Most of us in the pro-gun crowd have a healthy mistrust of government. It comes with the territory. After all, the Second Amendment was not written to protect sporting rights; it exists because we have the right to protect ourselves and our families, as well as the right to protect our republic from tyranny. It is a key part of a system of checks and balances put in place by the Framers. And with an anti-gun president in office it’s prudent to keep an eye out for misuse of power against gun owners.
This could be one of those times.
A report released last month by the U.S. Government Accountability Office (GAO) revealed that the Bureau of Alcohol, Tobacco, Firearms and Explosives (ATF) have been non-compliant with policy while maintaining lists of gun owners’ personal information.
The GAO audited four of the 16 firearms-related databases that include retail purchaser information (there are 25 databases total) and found that at least two of the data systems violate protocol, specifically the Multiple Sales (MS) and Access 2000 (A2K) data systems.
By law, FFLs are required to provide Multiple Sales Reports to the ATF whenever the FFL sells two or more firearms within any five consecutive business days to an individual to deter “illegal interstate commerce.” If the firearms have not been linked to a crime within two years, the ATF is required by policy to scrub the names of the purchasers from the database. However, the audit found that the ATF had not deleted the information and over 10,000 names remained in the database that should have been removed. The report states that some records entered in 1997 were not deleted until November 2009.

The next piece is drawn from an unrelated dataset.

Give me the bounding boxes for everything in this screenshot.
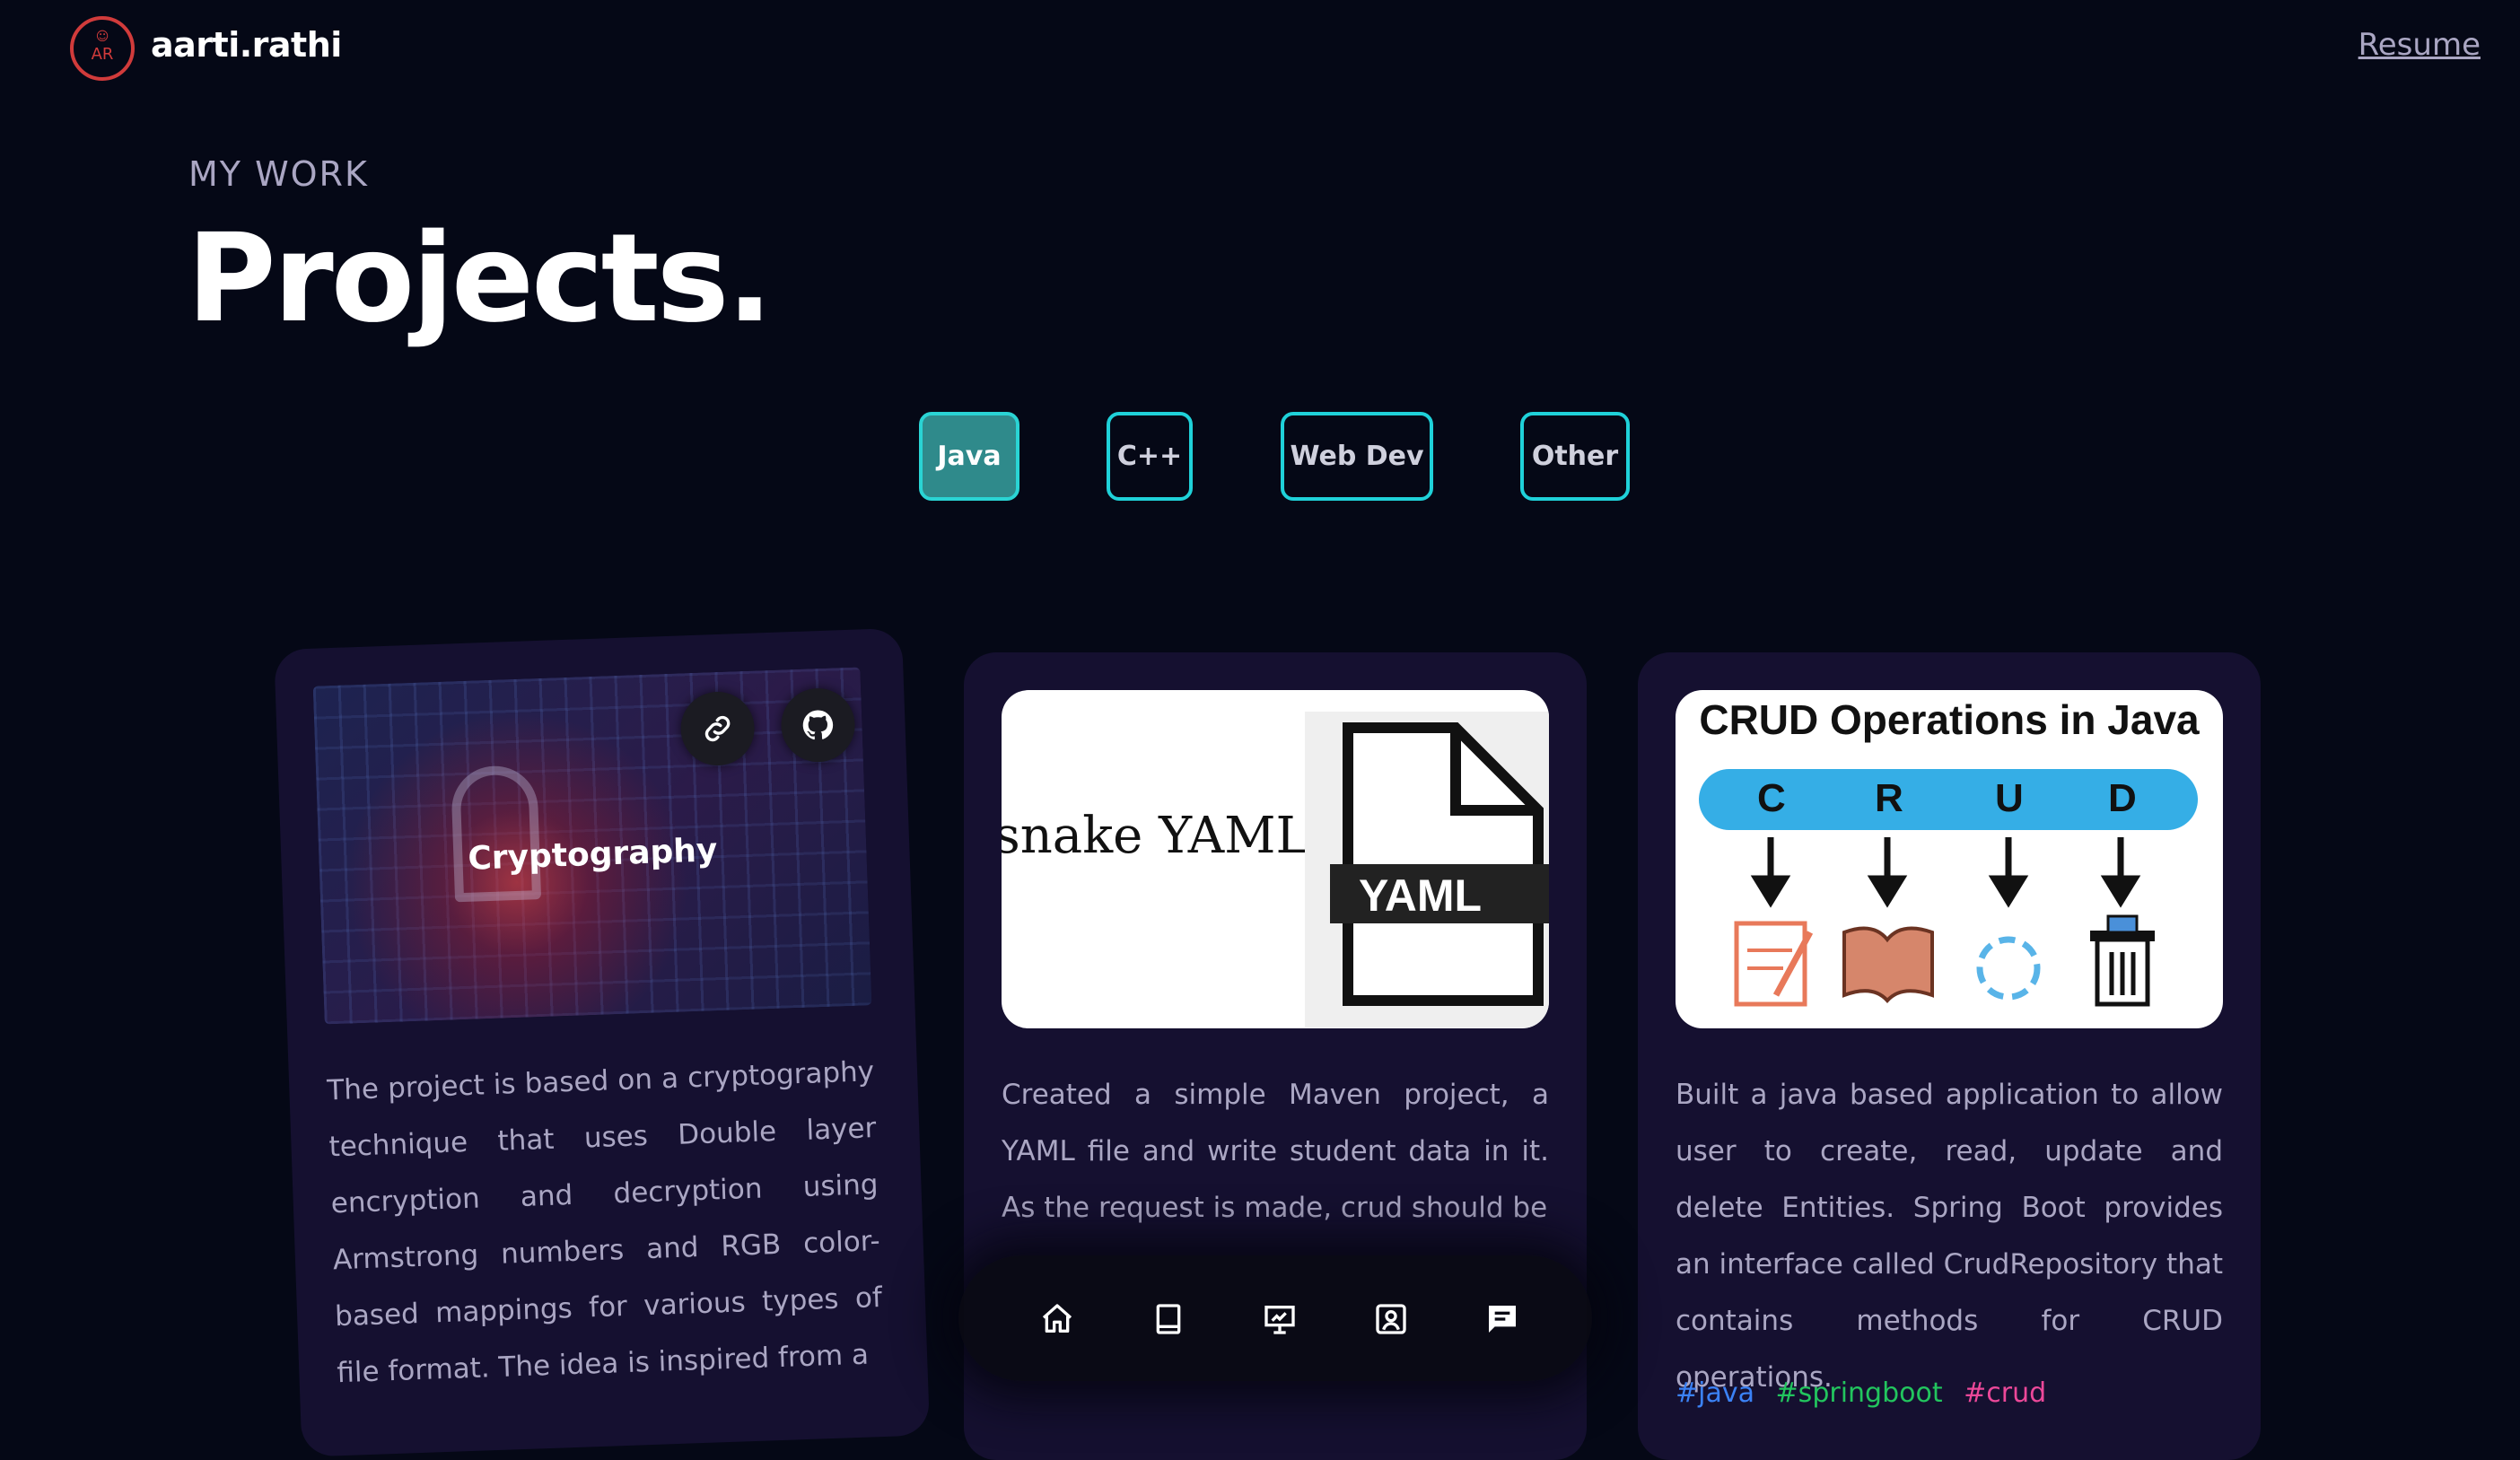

The other system found to be non-compliant, Access 2000, is a database used by the National Tracing Center (NTC) to search FFLs’ records for information needed to track the history of a gun. While the system for in-business FFLs complied with policy, the “ATF maintained A2K disposition data from out-of-business industry members on a single partitioned server within NTC, and removed the records from the server in March 2016. ATF’s maintenance of the disposition records in this manner violated the appropriations act restriction on consolidation or centralization.”
The GAO recommended that the ATF provide better guidance to FFLs participating in A2K for better compliance, as well as “align the MS deletion policy” to be in compliance with ATF policy.
The sad part is, this doesn’t really come as a surprise. It would be easy to say that the ATF is keeping secret lists of gun owners for nefarious purposes, but so far that just doesn’t seem to be the case. While definitely wrong and seemingly illegal, the data that the ATF stored simply looks like a mess-up made in the bureaucracy of an over-large government.
Still, it’s frightening to think of what purposes the centralization of this information and other information like it could be used for. And with the ATF’s Deputy Director’s recent comments on the Second Amendment, let’s all agree to keep an eye on the ATF.